Le troisième article, co-écrit par des chercheur.e.s brésilien.ne.s et québécois.es, présente le contexte dans lequel le programme Numape-Toledo a été mis en place dans la province du Paraná au Brésil. Cet organisme, né d’initiatives du mouvement féministe et du milieu universitaire, vient en aide aux femmes victimes de violence domestique et les accompagne dans les différentes démarches qu’elles souhaitent entreprendre. Le programme mise sur l’interdisciplinarité des professionnel.le.s en réunissant des personnes issues du travail social, du droit et des sciences sociales. Leur collaboration permet notamment de tenir compte de la complexité de la violence domestique et des enjeux qui en découlent, en plus de pouvoir répondre adéquatement aux différents besoins des femmes. L’axe socioéducatif préconisé dans les interventions du Numape, quant à lui, vise à faire prendre conscience aux femmes des rapports sociaux inégalitaires dans lesquels la violence domestique s’inscrit.
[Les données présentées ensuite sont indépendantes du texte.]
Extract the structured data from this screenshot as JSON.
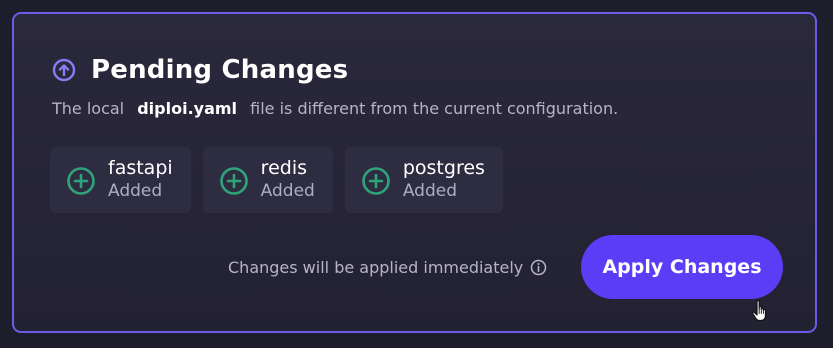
{
  "panel": {
    "title": "Pending Changes",
    "title_icon": "arrow-up-circle-icon",
    "description": {
      "prefix": "The local",
      "file": "diploi.yaml",
      "suffix": "file is different from the current configuration."
    }
  },
  "changes": [
    {
      "name": "fastapi",
      "status": "Added",
      "icon": "plus-circle-icon"
    },
    {
      "name": "redis",
      "status": "Added",
      "icon": "plus-circle-icon"
    },
    {
      "name": "postgres",
      "status": "Added",
      "icon": "plus-circle-icon"
    }
  ],
  "footer": {
    "note": "Changes will be applied immediately",
    "note_icon": "info-icon",
    "apply_label": "Apply Changes"
  },
  "colors": {
    "accent": "#5b3df5",
    "border": "#6b5ce7",
    "added_icon": "#2fa37a",
    "background": "#1e1d2b"
  }
}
En outre, les auteur.e.s démontrent comment l’organisme contribue à rendre les services plus accessibles aux femmes victimes de violence au Brésil, soulignant ainsi la pertinence de ce type de programme et la nécessité de poursuivre sa mise en oeuvre.

Le quatrième et dernier article de cette rubrique, « Une initiative communautaire pour favoriser la participation citoyenne des personnes malentendantes : Ateliers de partage d’expériences sur l’usage des technologies pour la communication », expose les résultats d’une recherche-action menée en partenariat avec l’Association des personnes avec une déficience de l’audition (APDA). Les auteur.e.s en présentent le déroulement et les retombées. Afin d’encourager la participation sociale des personnes malentendantes, l’équipe de recherche a mis sur pied une communauté de pratique au sein de laquelle 12 participant.e.s assistaient à une série d’ateliers. Lors des rencontres, iels ont été invité.e.s à partager leurs savoirs sur l’utilisation des technologies de l’information et de la communication d’usage courant (TIC-UC). L’article montre les apports et les limites de ce type de pratique, qui permet notamment aux personnes malentendantes de briser leur isolement et d’apprendre à utiliser différentes ressources pour faciliter leur communication au quotidien.